Lors d'un point de presse à 14h30, Harry Read, leader de la majorité démocrate au Sénat, a soutenu que le plan n'avait pas encore été adopté et qu'il sera soumis au vote le 8 décembre après des débats. Pour le moment, le nombre de votes au Sénat ne serait pas suffisant. Le Congrès veut entre autres que les constructeurs spécifient comment l'argent sera investi et s'il permettra une viabilité financière.
Selon le réseau CNN, la United Auto Workers Union a plaidé ce jeudi pour que le Congrès accorde un prêt aux grands constructeurs afin de prévenir leur éclatement. Ron Gettelfinger, président de l'UAW, a soutenu que si une entente n'était pas conclue, une autre compagnie automobile américaine, ou peut-être plusieurs, pourraient faire faillite d'ici la fin de l'année, soit d'ici six semaines.

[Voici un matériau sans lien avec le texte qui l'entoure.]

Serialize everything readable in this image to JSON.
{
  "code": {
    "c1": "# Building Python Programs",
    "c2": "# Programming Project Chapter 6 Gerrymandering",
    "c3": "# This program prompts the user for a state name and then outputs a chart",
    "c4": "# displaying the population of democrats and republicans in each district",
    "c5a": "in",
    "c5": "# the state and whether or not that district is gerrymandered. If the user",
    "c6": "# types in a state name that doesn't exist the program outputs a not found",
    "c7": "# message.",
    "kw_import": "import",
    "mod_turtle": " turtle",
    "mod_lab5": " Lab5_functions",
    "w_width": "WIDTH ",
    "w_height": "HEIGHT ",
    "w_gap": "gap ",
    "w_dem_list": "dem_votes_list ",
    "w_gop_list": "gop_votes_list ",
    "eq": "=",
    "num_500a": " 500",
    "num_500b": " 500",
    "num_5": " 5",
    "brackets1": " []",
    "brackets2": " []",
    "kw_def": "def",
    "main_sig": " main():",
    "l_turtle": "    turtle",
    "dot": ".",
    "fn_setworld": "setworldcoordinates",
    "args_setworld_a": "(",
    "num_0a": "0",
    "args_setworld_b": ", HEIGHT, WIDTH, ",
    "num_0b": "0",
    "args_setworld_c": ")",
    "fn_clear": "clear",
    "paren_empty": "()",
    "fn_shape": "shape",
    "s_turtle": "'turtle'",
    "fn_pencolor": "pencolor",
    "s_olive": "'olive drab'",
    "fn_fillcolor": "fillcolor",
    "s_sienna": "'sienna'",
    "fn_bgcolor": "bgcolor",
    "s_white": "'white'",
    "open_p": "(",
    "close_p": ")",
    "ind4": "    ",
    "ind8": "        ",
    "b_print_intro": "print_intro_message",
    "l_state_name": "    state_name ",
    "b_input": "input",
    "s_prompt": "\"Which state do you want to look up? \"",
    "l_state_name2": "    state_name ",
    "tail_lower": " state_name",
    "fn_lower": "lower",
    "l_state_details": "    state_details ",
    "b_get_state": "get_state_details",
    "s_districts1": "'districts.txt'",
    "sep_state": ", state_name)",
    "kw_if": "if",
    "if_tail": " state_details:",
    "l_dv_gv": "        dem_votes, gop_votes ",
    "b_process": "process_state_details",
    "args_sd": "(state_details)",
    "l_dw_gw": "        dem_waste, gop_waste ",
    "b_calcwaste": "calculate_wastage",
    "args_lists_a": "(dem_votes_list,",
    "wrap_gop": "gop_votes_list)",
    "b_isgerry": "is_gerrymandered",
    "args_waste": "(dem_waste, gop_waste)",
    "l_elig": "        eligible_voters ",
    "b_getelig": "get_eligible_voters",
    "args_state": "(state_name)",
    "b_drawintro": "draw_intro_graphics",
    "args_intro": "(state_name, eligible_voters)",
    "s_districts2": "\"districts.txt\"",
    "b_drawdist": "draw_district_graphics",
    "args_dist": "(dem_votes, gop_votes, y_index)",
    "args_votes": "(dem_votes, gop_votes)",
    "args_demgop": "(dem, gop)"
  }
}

C'est du côté de la députation républicaine au Sénat et de l'administration du président George W. Bush qu'il y a de l'opposition à cette aide. Plusieurs républicains estiment en fait que la faillite de l'une de ses entreprises est préférable à de l'aide financière.
Rappelons que General Motors, Ford et Chrysler veulent une aide minimale de 25 milliards de dollars strictement pour survire à l'année 2009 et se rendre à 2010. Mardi, les trois grands constructeurs automobiles américains comparaissaient devant une commission au Sénat pour demander cette aide financière.
GM, Ford et Chrysler soutenaient que si cet argent ne leur est pas fourni, ce sont plusieurs centaines de milliers d'emplois qui seront perdus et que la faillite n'est pas exclue. Selon les données de CNN, les emplois en jeu se résument ainsi : 120 000 employés aux États-Unis pour GM, 80 000 pour Ford et 66 000 pour Chrysler. À cela s'ajoutent les 14 000 détaillants américains de ces trois entreprises, ce qui totalise environ 740 000 emplois. Les fournisseurs des trois géants de l'automobile emploient aussi 610 000 personnes.
Mardi, le secrétaire d'État au Trésor américain, Henry Paulson, avait lui aussi comparu devant le Congrès. Il a affirmé que le plan de sauvetage de 700 milliards de dollars concernait le secteur financier et il s'est opposé à ce que l'argent serve à aider les constructeurs automobiles.